The first two coasters to grace Long Beach’s shoreline
Completed in June of 1907, it had no special name like its latter two siblings and simply climbed up and out over the ocean, to drop and turn a handful of times.
According to Berner, this first roller coaster operated on a 10-year lease but five years later, the amusements being constructed in Venice were giving Long Beach a run for its money: Cleverly naming their own roller coaster, Venice’s “Race Through the Clouds” was boasting of record attendance and recognizable branding.
Dismantling the smaller coaster in March of 1914 and building one that mimicked Venice’s twin track, where two tracks side-by-side allow cars to race one another, the newly-minted Jackrabbit Racer was designed by Frederick Ingersoll—who would become synonymous with Pennsylvania’s Kennywood amusement area, still in operation after opening in 1899—and John A. Miller.
More than Ingersoll, Miller would become one of the most prolific roller coaster builders in the States by bringing his designs to other areas. For instance, while the Jackrabbit at the Pike would be the original, Miller would go on to build 12 other Jackrabbits, two of which—one in the aforementioned Kennywood park in Pennsylvania and another in Rochester’s Seabreeze amusement park—are still in operation.
Opening on May 1, 1915, thousands of visitors wanted to see what the second-largest roller coaster in the country looked like. Holding on to their 15 cents, they would drop the coins at the attendee’s desk in order to ride the two-minute-and-10 second, dual racing coaster. By the mid-1920s, the ride was so popular that Miller and Ingersoll returned to create steeper dips and taller falls.
The Jackrabbit was in operation until 1929 when the Pike was again facing competition from not just around the region but around the country as amusement park construction skyrocketed. Demolishing the Jackrabbit, roller coaster designer Frederick Church—already known for his Giant Dipper in Santa Cruz—wanted to both honor the Jackrabbit and perform a first in his career by designing a racing dual-track coaster.

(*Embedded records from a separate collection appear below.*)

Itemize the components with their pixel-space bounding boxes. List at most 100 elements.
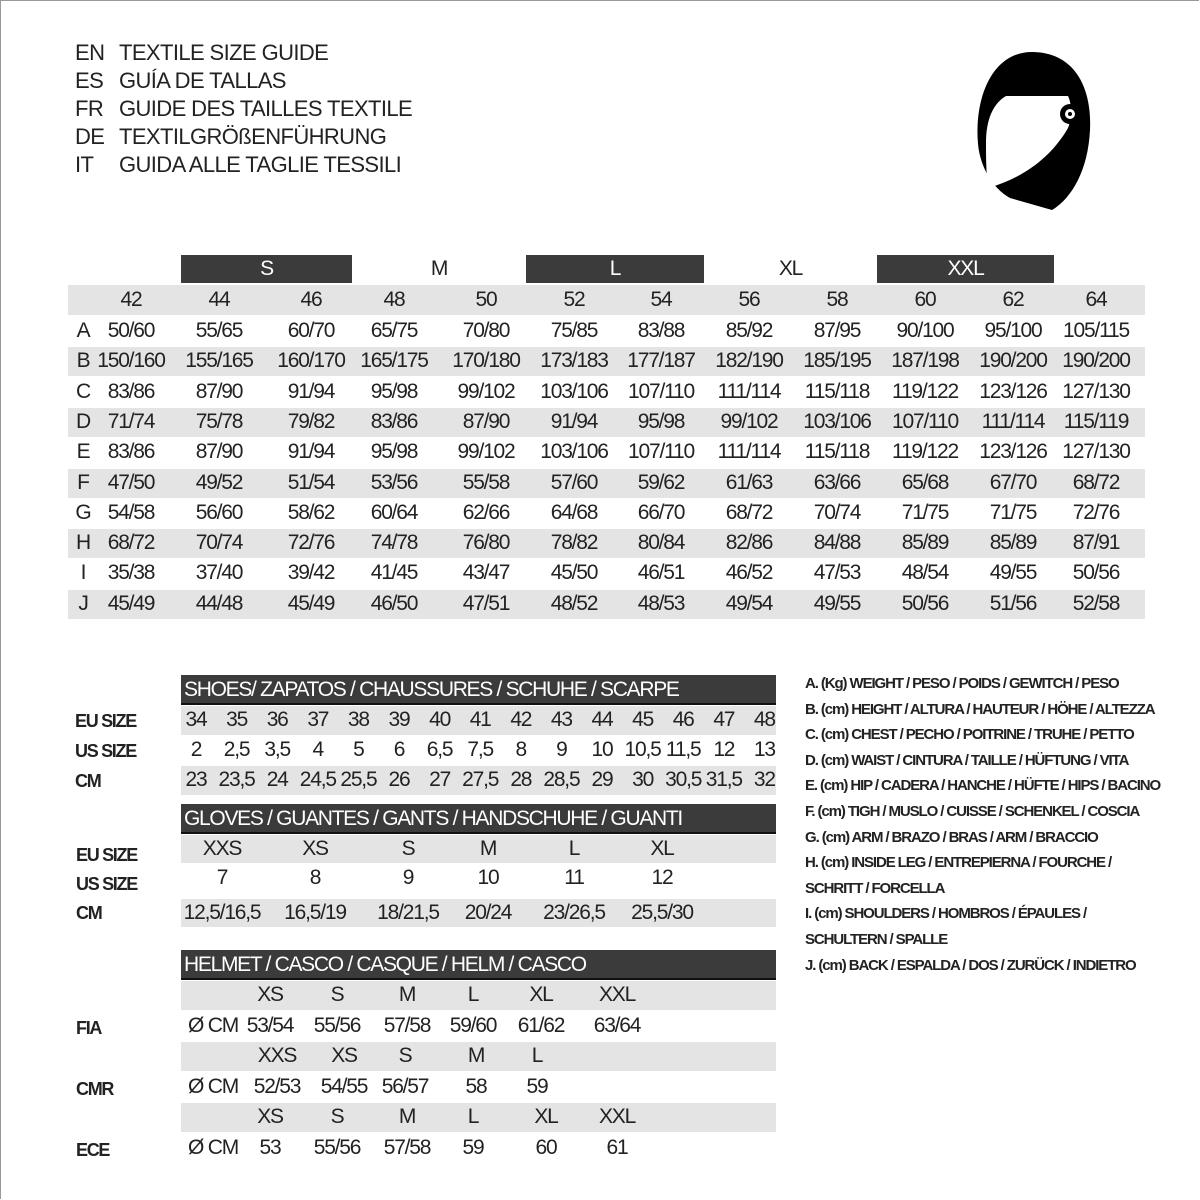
table-cell: 55/58 <box>462 470 511 494</box>
table-row-band <box>68 407 1145 437</box>
table-cell: 49/55 <box>989 561 1038 585</box>
table-cell: 78/82 <box>550 531 599 555</box>
title-text: GUIDE DES TAILLES TEXTILE <box>119 96 413 121</box>
size-group-label: S <box>260 257 274 280</box>
helmet-size: XS <box>331 1044 358 1067</box>
size-number-row-band <box>68 285 1145 315</box>
table-cell: 182/190 <box>715 349 784 373</box>
unit-label: Ø CM <box>188 1075 239 1098</box>
table-cell: 35/38 <box>107 561 156 585</box>
table-cell: 4 <box>312 738 325 761</box>
row-key: C <box>76 379 91 403</box>
table-cell: 26 <box>388 768 411 791</box>
table-cell: XS <box>302 837 329 860</box>
row-label: US SIZE <box>76 874 138 894</box>
table-cell: 44/48 <box>195 591 244 615</box>
table-cell: 68/72 <box>725 500 774 524</box>
size-number: 44 <box>208 288 231 311</box>
table-cell: 54/58 <box>107 500 156 524</box>
table-cell: 54/55 <box>320 1075 369 1098</box>
row-key: D <box>76 409 91 433</box>
table-cell: 90/100 <box>896 319 954 342</box>
table-cell: 11,5 <box>665 738 702 761</box>
size-group-band <box>181 255 352 283</box>
table-cell: M <box>479 837 498 860</box>
table-cell: 59/60 <box>449 1014 498 1037</box>
table-cell: 23/26,5 <box>543 901 606 924</box>
table-cell: 119/122 <box>892 379 959 403</box>
table-cell: 185/195 <box>803 349 872 373</box>
table-cell: 30 <box>632 768 654 791</box>
table-cell: 59 <box>462 1136 485 1159</box>
title-lang-code: IT <box>75 152 94 177</box>
helmet-size: XL <box>534 1105 559 1128</box>
helmet-size: S <box>330 983 345 1006</box>
table-row-band <box>68 529 1145 559</box>
row-key: E <box>76 440 91 464</box>
title-text: TEXTILGRÖßENFÜHRUNG <box>119 124 387 149</box>
size-number: 64 <box>1085 288 1108 311</box>
helmet-size: XXL <box>598 1105 636 1128</box>
table-cell: 85/92 <box>725 319 774 342</box>
row-label: EU SIZE <box>76 845 138 865</box>
table-cell: 49/52 <box>195 470 244 494</box>
table-cell: 127/130 <box>1062 379 1131 403</box>
table-cell: 75/85 <box>550 319 599 342</box>
table-cell: 105/115 <box>1063 319 1130 342</box>
table-cell: 20/24 <box>464 901 513 924</box>
table-cell: 43 <box>550 708 573 731</box>
row-label: EU SIZE <box>75 711 137 731</box>
legend-line: A. (Kg) WEIGHT / PESO / POIDS / GEWITCH … <box>805 675 1120 692</box>
helmet-size: S <box>330 1105 345 1128</box>
table-cell: 48/54 <box>901 561 950 585</box>
table-cell: 63/66 <box>813 470 862 494</box>
size-number: 52 <box>563 288 586 311</box>
size-number: 62 <box>1002 288 1025 311</box>
table-cell: 115/118 <box>804 379 871 403</box>
table-cell: 31,5 <box>705 768 743 791</box>
size-number: 56 <box>738 288 761 311</box>
table-cell: 23 <box>185 768 208 791</box>
legend-line: C. (cm) CHEST / PECHO / POITRINE / TRUHE… <box>805 726 1135 744</box>
size-group-label: XL <box>778 257 804 280</box>
table-cell: 111/114 <box>981 409 1046 433</box>
table-cell: 55/56 <box>313 1014 362 1037</box>
title-lang-code: EN <box>75 40 105 65</box>
table-cell: 45/50 <box>550 561 599 585</box>
table-cell: 50/56 <box>1072 561 1121 585</box>
table-cell: 50/60 <box>107 319 156 342</box>
table-cell: 71/75 <box>901 500 950 524</box>
table-cell: 45 <box>632 708 654 731</box>
table-cell: 46/50 <box>370 591 419 615</box>
helmet-size: L <box>531 1044 544 1067</box>
table-cell: 107/110 <box>892 409 959 433</box>
size-group-label: M <box>430 257 449 280</box>
size-number: 54 <box>650 288 673 311</box>
table-cell: 49/55 <box>813 591 862 615</box>
legend-line: I. (cm) SHOULDERS / HOMBROS / ÉPAULES / <box>805 905 1087 923</box>
table-cell: 56/60 <box>195 500 244 524</box>
legend-line: H. (cm) INSIDE LEG / ENTREPIERNA / FOURC… <box>805 854 1112 872</box>
row-key: G <box>75 500 91 524</box>
table-cell: 9 <box>556 738 568 761</box>
table-cell: L <box>568 837 581 860</box>
helmet-size: M <box>398 1105 417 1128</box>
table-row-band <box>68 468 1145 498</box>
table-cell: 57/58 <box>383 1136 432 1159</box>
row-key: B <box>76 349 91 373</box>
table-cell: 123/126 <box>979 440 1048 464</box>
helmet-size: L <box>467 1105 480 1128</box>
title-text: GUIDA ALLE TAGLIE TESSILI <box>119 152 402 177</box>
table-cell: 87/91 <box>1072 531 1121 555</box>
table-cell: 36 <box>266 708 289 731</box>
legend-line: SCHULTERN / SPALLE <box>805 931 948 948</box>
table-cell: 39 <box>388 708 411 731</box>
table-cell: 61 <box>606 1136 629 1159</box>
table-cell: 53 <box>259 1136 282 1159</box>
table-cell: 150/160 <box>97 349 166 373</box>
table-cell: 83/86 <box>107 379 156 403</box>
legend-line: F. (cm) TIGH / MUSLO / CUISSE / SCHENKEL… <box>805 803 1140 820</box>
table-cell: 27 <box>429 768 451 791</box>
table-cell: 25,5 <box>340 768 377 791</box>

The mighty, massive Cyclone Racer opens in 1930
With a massive budget of $140,000, one of the costliest build-outs for an amusement ride in the country, the Cyclone Racer opened on Memorial Day in 1930.
Easily the most memorable of the three coasters, it operated until 1968, decades longer than the previous two coasters and all the while existing when the Pike’s popularity peaked—the Cyclone Racer also built up a dual reputation.
On one hand, it was beloved and respected, used as a visual icon to tell some of Hollywood’s most cherished stories, from 1936’s “Strike Me Pink” to the famed final car chase in 1963’s “It’s a Mad Mad Mad Mad World.” And let us not forget the 1964 masterpiece “The Incredibly Strange Creatures Who Stopped Living and Became Mixed-Up Zombies!!?,” where a man who is turned into a zombie goes on a killing spree and, of course, a ride on the Cyclone Racer.
But on the the other hand, it created a more dark and sinister repute as a genuinely dangerous and deadly form of entertainment. In the words of former Press-Telegram columnist Tim Grobaty, “The Cyclone Racer was specifically designed so that one out of every 2,000 people who rode it would surely lose their life.”
He’s not wrong: The Cyclone Racer would take dozens of lives across its own lifespan, from drunken sailors who dared to override the metal slip bar and attempt to stand up, to 19-year-old Mickey McGuire, who was launched from the race cart at the bottom of a dip on March 23, 1956.
Despite its ability to claim lives, the Cyclone Racer remained one of the most beloved aspects of Long Beach’s architectural and amusement history. At the time of its demolition, it was the only two-track roller coaster left in the United States—and when it came to its final ride on Sept. 15, 1968, Berner noted that a “line of customers nearly two blocks long stood waiting for up to 45 minutes for one last ride on the old shoreline landmark.”